Public Policy Polling, the North Carolina-based Democratic firm, has been polling Wisconsin with considerable regularity, and its latest findings show a trend over the year toward Republican Governor Scott Walker and against the Democrats who attempted, unsuccessfully, to elect a pliant state Supreme Court justice and to recall enough state senators to overturn the Republican majority in that chamber. Walker’s numbers are not stellar—47% approval, 51% disapproval—and the electorate is deeply polarized, not surprisingly given the siege of the state Capitol last spring by opponents of Walker’s measures limiting the powers of public employee unions. Walker has predicted that his measures will become more popular as people see their beneficial effects and there clearly have been some: local government have saved a lot of money because the teachers union can no longer demand they purchase health insurance from a firm run by teacher union cronies.
Democrats still want to recall Walker, but PPP’s latest numbers show that he would run ahead of well-known Democrats who might be on the ballot as replacements.

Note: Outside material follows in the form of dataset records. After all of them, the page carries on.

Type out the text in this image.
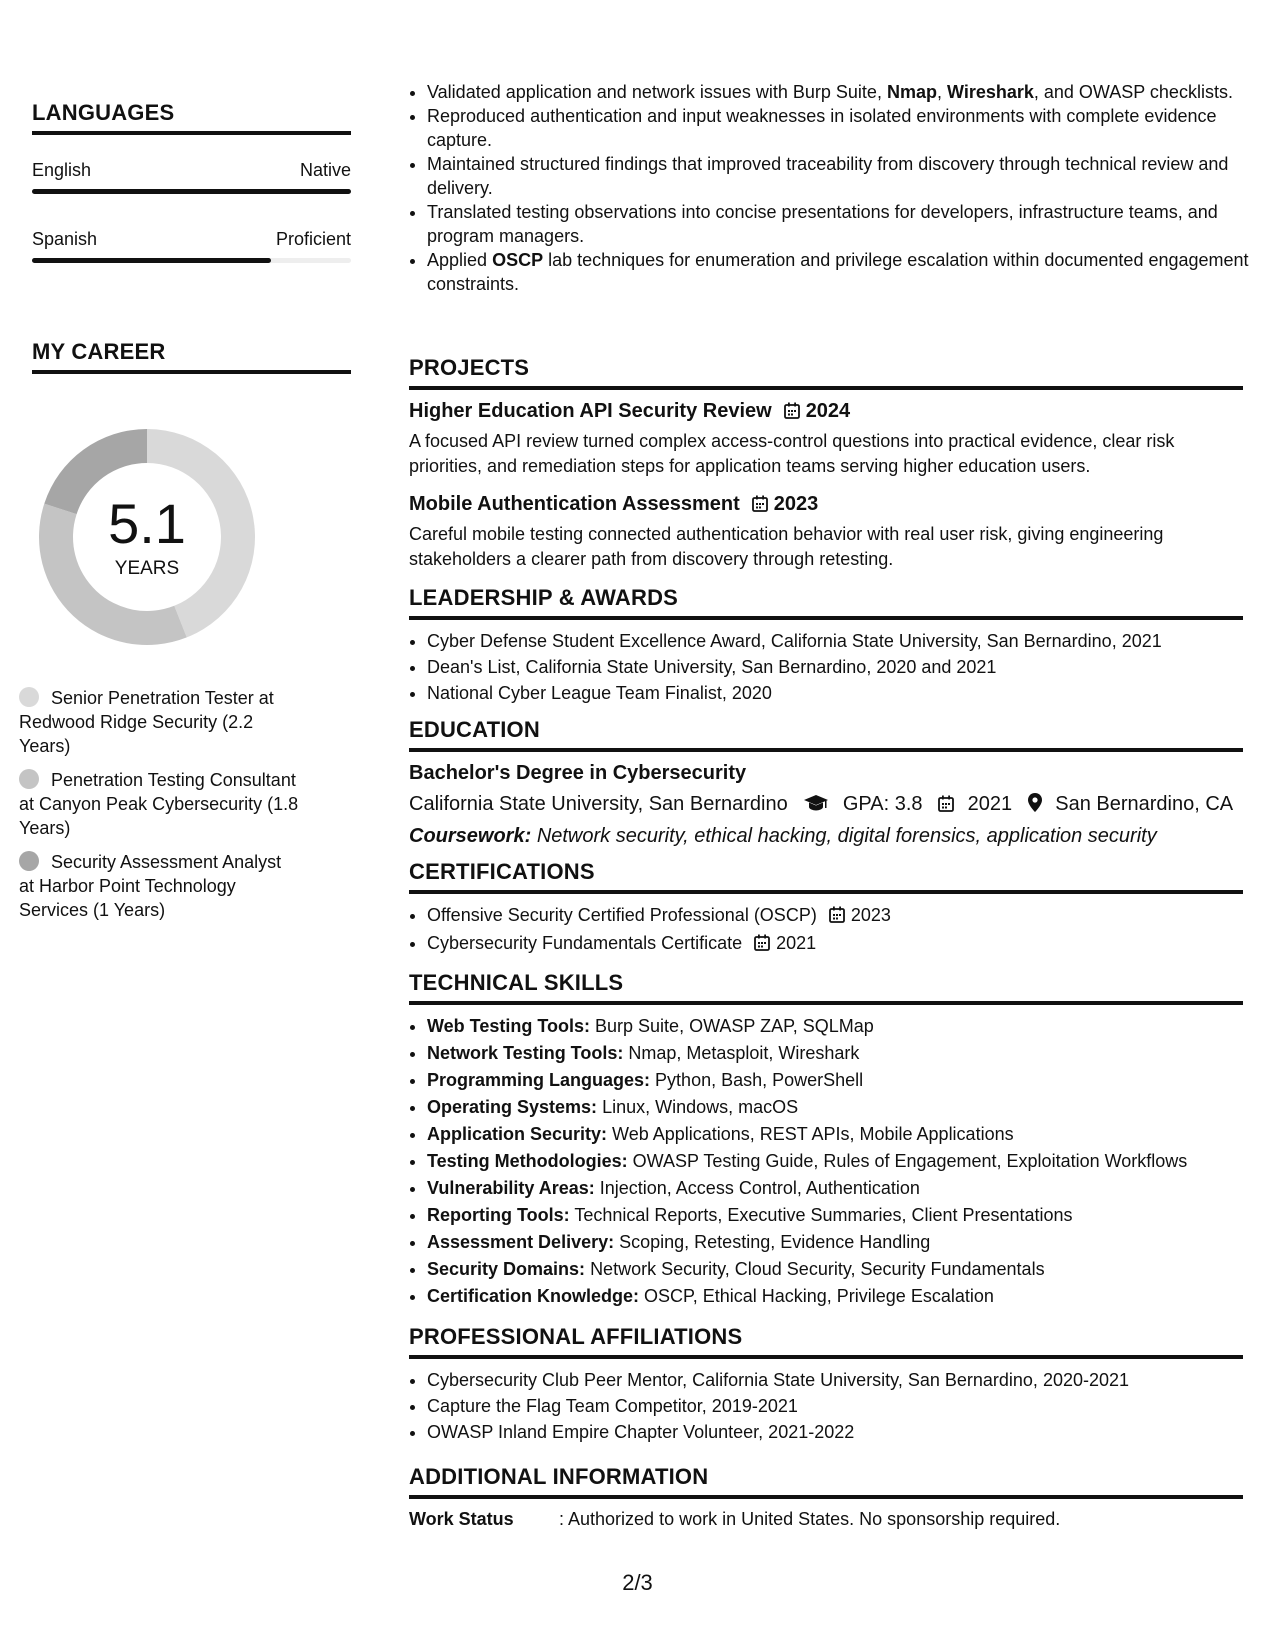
LANGUAGES
English	Native
Spanish	Proficient
MY CAREER
5.1
YEARS
Senior Penetration Tester at Redwood Ridge Security (2.2 Years)
Penetration Testing Consultant at Canyon Peak Cybersecurity (1.8 Years)
Security Assessment Analyst at Harbor Point Technology Services (1 Years)
• Validated application and network issues with Burp Suite, Nmap, Wireshark, and OWASP checklists.
• Reproduced authentication and input weaknesses in isolated environments with complete evidence capture.
• Maintained structured findings that improved traceability from discovery through technical review and delivery.
• Translated testing observations into concise presentations for developers, infrastructure teams, and program managers.
• Applied OSCP lab techniques for enumeration and privilege escalation within documented engagement constraints.
PROJECTS
Higher Education API Security Review 2024
A focused API review turned complex access-control questions into practical evidence, clear risk priorities, and remediation steps for application teams serving higher education users.
Mobile Authentication Assessment 2023
Careful mobile testing connected authentication behavior with real user risk, giving engineering stakeholders a clearer path from discovery through retesting.
LEADERSHIP & AWARDS
• Cyber Defense Student Excellence Award, California State University, San Bernardino, 2021
• Dean's List, California State University, San Bernardino, 2020 and 2021
• National Cyber League Team Finalist, 2020
EDUCATION
Bachelor's Degree in Cybersecurity
California State University, San Bernardino	GPA: 3.8 2021 San Bernardino, CA
Coursework: Network security, ethical hacking, digital forensics, application security
CERTIFICATIONS
• Offensive Security Certified Professional (OSCP) 2023
• Cybersecurity Fundamentals Certificate 2021
TECHNICAL SKILLS
• Web Testing Tools: Burp Suite, OWASP ZAP, SQLMap
• Network Testing Tools: Nmap, Metasploit, Wireshark
• Programming Languages: Python, Bash, PowerShell
• Operating Systems: Linux, Windows, macOS
• Application Security: Web Applications, REST APIs, Mobile Applications
• Testing Methodologies: OWASP Testing Guide, Rules of Engagement, Exploitation Workflows
• Vulnerability Areas: Injection, Access Control, Authentication
• Reporting Tools: Technical Reports, Executive Summaries, Client Presentations
• Assessment Delivery: Scoping, Retesting, Evidence Handling
• Security Domains: Network Security, Cloud Security, Security Fundamentals
• Certification Knowledge: OSCP, Ethical Hacking, Privilege Escalation
PROFESSIONAL AFFILIATIONS
• Cybersecurity Club Peer Mentor, California State University, San Bernardino, 2020-2021
• Capture the Flag Team Competitor, 2019-2021
• OWASP Inland Empire Chapter Volunteer, 2021-2022
ADDITIONAL INFORMATION
Work Status	: Authorized to work in United States. No sponsorship required.
2/3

The exception is former Senator Russ Feingold, who has said he probably won’t run and who leads Walker by the statistically insignificant margin of 49%-46%.

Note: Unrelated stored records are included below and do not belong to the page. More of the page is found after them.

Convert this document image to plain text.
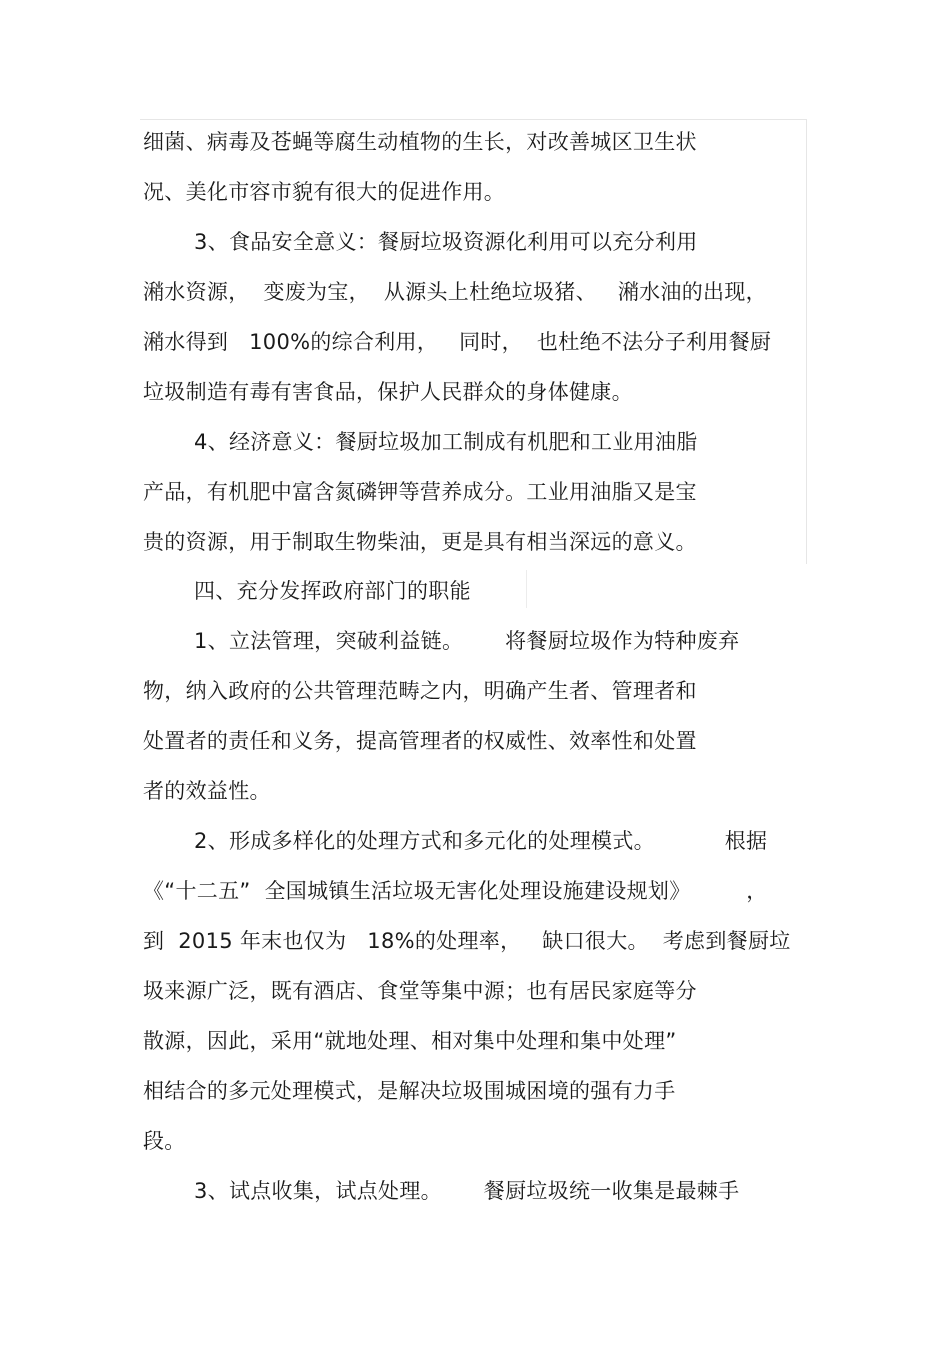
细菌、病毒及苍蝇等腐生动植物的生长，对改善城区卫生状
况、美化市容市貌有很大的促进作用。
3、食品安全意义：餐厨垃圾资源化利用可以充分利用
潲水资源，  变废为宝，  从源头上杜绝垃圾猪、   潲水油的出现，
潲水得到   100%的综合利用，   同时，  也杜绝不法分子利用餐厨
垃圾制造有毒有害食品，保护人民群众的身体健康。
4、经济意义：餐厨垃圾加工制成有机肥和工业用油脂
产品，有机肥中富含氮磷钾等营养成分。工业用油脂又是宝
贵的资源，用于制取生物柴油，更是具有相当深远的意义。
四、充分发挥政府部门的职能
1、立法管理，突破利益链。      将餐厨垃圾作为特种废弃
物，纳入政府的公共管理范畴之内，明确产生者、管理者和
处置者的责任和义务，提高管理者的权威性、效率性和处置
者的效益性。
2、形成多样化的处理方式和多元化的处理模式。          根据
《“十二五”  全国城镇生活垃圾无害化处理设施建设规划》        ，
到  2015 年末也仅为   18%的处理率，   缺口很大。  考虑到餐厨垃
圾来源广泛，既有酒店、食堂等集中源；也有居民家庭等分
散源，因此，采用“就地处理、相对集中处理和集中处理”
相结合的多元处理模式，是解决垃圾围城困境的强有力手
段。
3、试点收集，试点处理。      餐厨垃圾统一收集是最棘手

Wisconsin has been one of the great battlegrounds in the fight to constrain the destructive powers of public employee unions. Governor Arnold Schwarzenegger lost a battle in this fight in November 2005 when four referenda proposals were defeated after the public employee unions spent something in the vicinity of $100 million—all of it coming from taxpayers—against them. That result has been devastating for California, which faces fiscal disaster and can boast of one of the nation’s highest unemployment rates, and it probably had an in terrorem effect on governors in other states over the next half-decade or so who might have launched similar initiatives. It’s looking like Walker and Wisconsin Republicans are going to win their fight, though the margins have been close.